## Saturday, December 17, 2022

### Comparing matrix balancing objectives

The matrix balancing problem can be described as [1]: find a non-negative matrix $$\color{darkred}A_{i,j}$$, that is as close as possible to $$\color{darkblue}A^0_{i,j}$$, while observing given row and column totals and a given sparsity pattern. Or, mathematically,

Matrix Balancing Problem
\begin{align}\min_{\color{darkred}A}\>&{\bf{dist}}(\color{darkred}A,\color{darkblue}A^0)\\ & \sum_i \color{darkred}A_{i,j} = \color{darkblue}c_j && \forall j\\ & \sum_j \color{darkred}A_{i,j} = \color{darkblue}r_i && \forall i \\&\color{darkred}A_{i,j}=0 &&\forall i,j|\color{darkblue}A^0_{i,j}=0\\ &\color{darkred}A_{i,j}\ge 0 \end{align}

There are numerous ways to specify the objective. Here we focus on three popular ones:
• Cross-entropy: $$\displaystyle{\min \sum_{i,j} \color{darkred}A_{i,j} \ln \frac{\color{darkred}A_{i,j}}{\color{darkblue}A^0_{i,j}}}$$,
• Quadratic: $$\displaystyle{\min \sum_{i,j} \left(\color{darkred}A_{i,j}-\color{darkblue}A^0_{i,j}\right)^2}$$,
• Relative Quadratic: $$\displaystyle{\min \sum_{i,j} \left(\frac{\color{darkred}A_{i,j}}{\color{darkblue}A^0_{i,j}}-1\right)^2}$$

One interesting way is to look at the distributions of the errors $$\color{darkred}A-\color{darkblue}A^0$$ (only for nonzero $$\color{darkblue}A^0_{i,j}$$). The technique used here is a smoothed kernel density estimation (KDE). We created a very large sparse matrix with some random data. Using these three different objectives, we see the following pattern:

The relative quadratic objective has more large errors and more very small ones. The absolute quadratic objective does not have large errors (they are penalized heavily), but to compensate for that, it cannot create as many very small errors. In a sense, it is a game of whack-a-mole. Pushing down on errors in a certain region will increase them somewhere else.

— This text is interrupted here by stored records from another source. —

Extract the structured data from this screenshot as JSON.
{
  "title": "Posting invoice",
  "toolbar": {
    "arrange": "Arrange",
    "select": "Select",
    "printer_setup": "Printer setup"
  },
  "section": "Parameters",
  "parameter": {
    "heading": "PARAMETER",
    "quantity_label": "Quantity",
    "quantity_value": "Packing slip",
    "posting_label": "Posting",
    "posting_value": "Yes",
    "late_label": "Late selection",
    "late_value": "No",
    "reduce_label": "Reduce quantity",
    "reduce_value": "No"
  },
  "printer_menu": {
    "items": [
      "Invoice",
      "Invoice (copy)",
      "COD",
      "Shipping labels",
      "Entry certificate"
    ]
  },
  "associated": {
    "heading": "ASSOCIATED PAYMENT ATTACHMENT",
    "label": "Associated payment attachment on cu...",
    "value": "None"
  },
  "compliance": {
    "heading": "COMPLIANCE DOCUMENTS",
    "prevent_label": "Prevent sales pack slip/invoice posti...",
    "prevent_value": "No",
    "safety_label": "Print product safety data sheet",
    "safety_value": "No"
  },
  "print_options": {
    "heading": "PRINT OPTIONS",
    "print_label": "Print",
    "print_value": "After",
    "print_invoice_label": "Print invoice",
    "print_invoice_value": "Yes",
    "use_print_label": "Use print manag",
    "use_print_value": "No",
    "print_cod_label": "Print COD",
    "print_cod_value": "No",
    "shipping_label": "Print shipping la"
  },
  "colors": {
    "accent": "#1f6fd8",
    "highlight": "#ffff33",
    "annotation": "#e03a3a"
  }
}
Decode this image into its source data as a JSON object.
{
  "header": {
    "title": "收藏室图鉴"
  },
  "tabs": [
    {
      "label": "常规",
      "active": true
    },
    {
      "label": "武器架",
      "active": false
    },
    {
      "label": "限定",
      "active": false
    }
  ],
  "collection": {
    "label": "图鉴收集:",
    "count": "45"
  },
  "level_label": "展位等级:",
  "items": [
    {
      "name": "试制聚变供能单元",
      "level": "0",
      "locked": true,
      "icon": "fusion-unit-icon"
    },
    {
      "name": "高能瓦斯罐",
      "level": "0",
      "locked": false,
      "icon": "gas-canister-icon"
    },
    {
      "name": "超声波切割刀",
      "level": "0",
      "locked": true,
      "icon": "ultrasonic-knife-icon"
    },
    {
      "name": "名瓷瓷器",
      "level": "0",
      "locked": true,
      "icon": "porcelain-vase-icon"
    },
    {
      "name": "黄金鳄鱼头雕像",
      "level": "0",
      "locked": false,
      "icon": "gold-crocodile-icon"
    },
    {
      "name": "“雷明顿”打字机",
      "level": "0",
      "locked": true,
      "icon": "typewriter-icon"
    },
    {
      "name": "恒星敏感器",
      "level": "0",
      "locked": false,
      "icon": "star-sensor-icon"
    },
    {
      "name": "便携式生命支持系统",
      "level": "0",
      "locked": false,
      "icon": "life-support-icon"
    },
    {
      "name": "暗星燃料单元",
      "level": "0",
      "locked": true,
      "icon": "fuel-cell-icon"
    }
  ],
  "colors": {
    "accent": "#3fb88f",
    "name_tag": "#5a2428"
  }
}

The entropy objective is nestled nicely between the two quadratic distributions.

### Notes

• I think this is a rather appealing visualization, giving insight into how these objectives behave. Missing in this is a sense where these errors appear: for small $$\color{darkblue}A^0_{i,j}$$ or large ones. I am not sure how to depict that.
• A colleague of mine prefers to use a linear combination of the absolute and relative quadratic objective. This plot provides some support for that idea.
• When using an absolute value objective, $\min \sum_{i,j} \left|\color{darkred}A_{i,j}-\color{darkblue}A^0_{i,j}\right|$ we can use high-performance LP solvers (after reformulation). The results are typically many zero errors and many very large errors.
• For large problems, make sure to use interior point solvers. For best performance, turn off the crossover algorithm. Note that when using concurrent LP solvers, the screen log may not show that the crossover is becoming a bottleneck.
• The plot was made using ggplot's geom_density. This is essentially a continuous version of a histogram. I think the curves are normalized, so the integral is 1. I don't think that distorts my data as I have the same number of observations for all cases (so the same area before normalization).

### References

#### 1 comment:

1. On Note 1, I think absolute errors could be plotted against original $A^0_{i,j}$ and further classified by color for the original sign ($original A^0$ positive/negative) and shape for the error position in the distribution (for example quartile placement 1Q/2Q/3Q/4Q).
The cross-entropy objective implies the original matrix is also non-negative, while other objectives are free in this sense.